Pour afficher une liste d’indicateurs climatiques caractérisant la commune aux horizons 2030, 2050 et 2100 et pouvoir ainsi s'adapter aux changements climatiques, entrer son nom dans Climadiag-commune[21], un site de Météo-France élaboré à partir des nouvelles projections climatiques de référence DRIAS-2020.
Milieux naturels et biodiversité
Natura 2000
Bordé à l'ouest par la Tude, le territoire communal est concerné par le site Vallée de la Tude, identifié dans le réseau Natura 2000 comme important pour la conservation d'espèces animales européennes menacées[22],[23].
Seize espèces animales inscrites à l'annexe II de la directive 92/43/CEE de l'Union européenne y ont été répertoriées[22].
- un amphibien : le Sonneur à ventre jaune (Bombina variegata) ;
- un crustacé, l'Écrevisse à pattes blanches (Austropotamobius pallipes) ;
- six insectes : l'Agrion de Mercure (Coenagrion mercuriale), le Cerf-volant (mâle) ou la Grande biche (femelle) (Lucanus cervus), la Cordulie à corps fin (Oxygastra curtisii), le Cuivré des marais (Lycaena dispar), le Damier de la succise (Euphydryas aurinia) et le Gomphe de Graslin (Gomphus graslinii) ;
- cinq mammifères : la Loutre d'Europe (Lutra lutra) et le Vison d'Europe (Mustela lutreola), et trois chauves-souris : la Barbastelle d'Europe (Barbastella barbastellus), le Murin à oreilles échancrées (Myotis emarginatus) et le Petit rhinolophe (Rhinolophus hipposideros) ;
- deux poissons : le Chabot fluviatile (Cottus perifretum) et la Lamproie de Planer (Lampetra planeri) ;
- un reptile : la Cistude (Emys orbicularis).

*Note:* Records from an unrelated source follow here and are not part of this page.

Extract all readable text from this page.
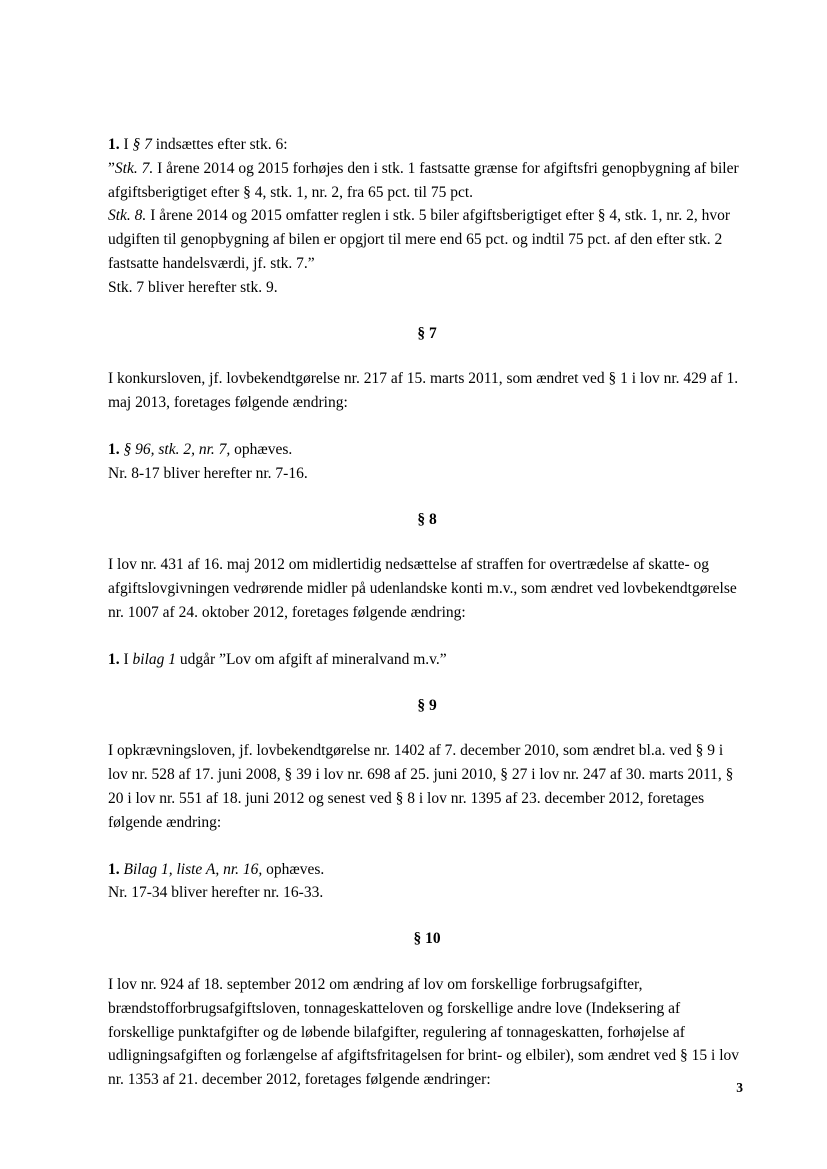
1. I § 7 indsættes efter stk. 6:

”Stk. 7. I årene 2014 og 2015 forhøjes den i stk. 1 fastsatte grænse for afgiftsfri genopbygning af biler afgiftsberigtiget efter § 4, stk. 1, nr. 2, fra 65 pct. til 75 pct.

Stk. 8. I årene 2014 og 2015 omfatter reglen i stk. 5 biler afgiftsberigtiget efter § 4, stk. 1, nr. 2, hvor udgiften til genopbygning af bilen er opgjort til mere end 65 pct. og indtil 75 pct. af den efter stk. 2 fastsatte handelsværdi, jf. stk. 7.”

Stk. 7 bliver herefter stk. 9.

§ 7

I konkursloven, jf. lovbekendtgørelse nr. 217 af 15. marts 2011, som ændret ved § 1 i lov nr. 429 af 1. maj 2013, foretages følgende ændring:

1. § 96, stk. 2, nr. 7, ophæves.

Nr. 8-17 bliver herefter nr. 7-16.

§ 8

I lov nr. 431 af 16. maj 2012 om midlertidig nedsættelse af straffen for overtrædelse af skatte- og afgiftslovgivningen vedrørende midler på udenlandske konti m.v., som ændret ved lovbekendtgørelse nr. 1007 af 24. oktober 2012, foretages følgende ændring:

1. I bilag 1 udgår ”Lov om afgift af mineralvand m.v.”

§ 9

I opkrævningsloven, jf. lovbekendtgørelse nr. 1402 af 7. december 2010, som ændret bl.a. ved § 9 i lov nr. 528 af 17. juni 2008, § 39 i lov nr. 698 af 25. juni 2010, § 27 i lov nr. 247 af 30. marts 2011, § 20 i lov nr. 551 af 18. juni 2012 og senest ved § 8 i lov nr. 1395 af 23. december 2012, foretages følgende ændring:

1. Bilag 1, liste A, nr. 16, ophæves.

Nr. 17-34 bliver herefter nr. 16-33.

§ 10

I lov nr. 924 af 18. september 2012 om ændring af lov om forskellige forbrugsafgifter, brændstofforbrugsafgiftsloven, tonnageskatteloven og forskellige andre love (Indeksering af forskellige punktafgifter og de løbende bilafgifter, regulering af tonnageskatten, forhøjelse af udligningsafgiften og forlængelse af afgiftsfritagelsen for brint- og elbiler), som ændret ved § 15 i lov nr. 1353 af 21. december 2012, foretages følgende ændringer:	3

Vingt-six autres espèces animales importantes y ont été recensées dont quatorze sont concernées par l'annexe IV de la directive habitats.
ZNIEFF
À Courlac, sur un périmètre quasi identique à celui du site Natura 2000 ci-dessus, la vallée de la Tude fait partie de la ZNIEFF de type II nommée « Vallées de la Nizonne, de la Tude et de la Dronne en Poitou-Charentes »[24],[25].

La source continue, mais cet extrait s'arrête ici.